Ability to place Windows Defender in a restrictive environment follows feedback from the security community

Windows Defender has become the first antivirus solution to have the capability to run within a sandbox, Microsoft has announced.

The move will help ensure that, in the event of a compromise, malicious actions are limited to the isolated environment, protecting the rest of the user’s system from harm.

In a blog post on Friday, Mady Marinescu of the Windows Defender engineering team outlined the new developments, and explained how the ability to sandbox Windows’ native AV will help raise the bar for user security.

“From the beginning, we designed and built Windows Defender Antivirus to be resistant to attacks,” Marinescu said. “In order to inspect the whole system for malicious content and artifacts, it runs with high privileges. This makes it a candidate for attacks.

“Security researchers both inside and outside of Microsoft have previously identified ways that an attacker can take advantage of vulnerabilities in Windows Defender Antivirus’s content parsers that could enable arbitrary code execution.

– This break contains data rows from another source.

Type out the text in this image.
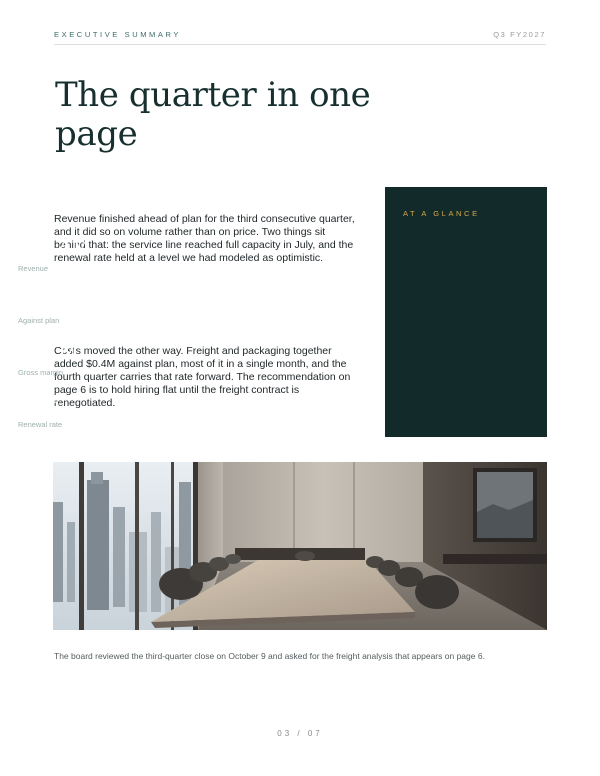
EXECUTIVE SUMMARY	Q3 FY2027
The quarter in one page

Revenue finished ahead of plan for the third consecutive quarter, and it did so on volume rather than on price. Two things sit behind that: the service line reached full capacity in July, and the renewal rate held at a level we had modeled as optimistic.

Costs moved the other way. Freight and packaging together added $0.4M against plan, most of it in a single month, and the fourth quarter carries that rate forward. The recommendation on page 6 is to hold hiring flat until the freight contract is renegotiated.

AT A GLANCE
$18.4M
Revenue
+11.2%
Against plan
$5.1M
Gross margin
94%
Renewal rate
The board reviewed the third-quarter close on October 9 and asked for the freight analysis that appears on page 6.
03 / 07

“While we haven’t seen attacks in-the-wild actively targeting Windows Defender Antivirus, we take these reports seriously. We immediately fixed potential problems and ramped up our own research and testing to uncover and resolve other possible issues.”

The sandbox function has initially been launched as an opt-in feature for Windows 10 users.

Microsoft said it is encouraging researchers and partners to examine the feature and provide feedback before it is made more broadly available.

One security researcher, Google’s Tavis Ormandy, has already chimed in, describing Microsoft’s move as “game changing”.

Others, however, questioned Microsoft’s claims that it was first to market with a sandboxed AV, noting that anti-malware solutions from Qihoo and Crowdstrike already ship with this capability.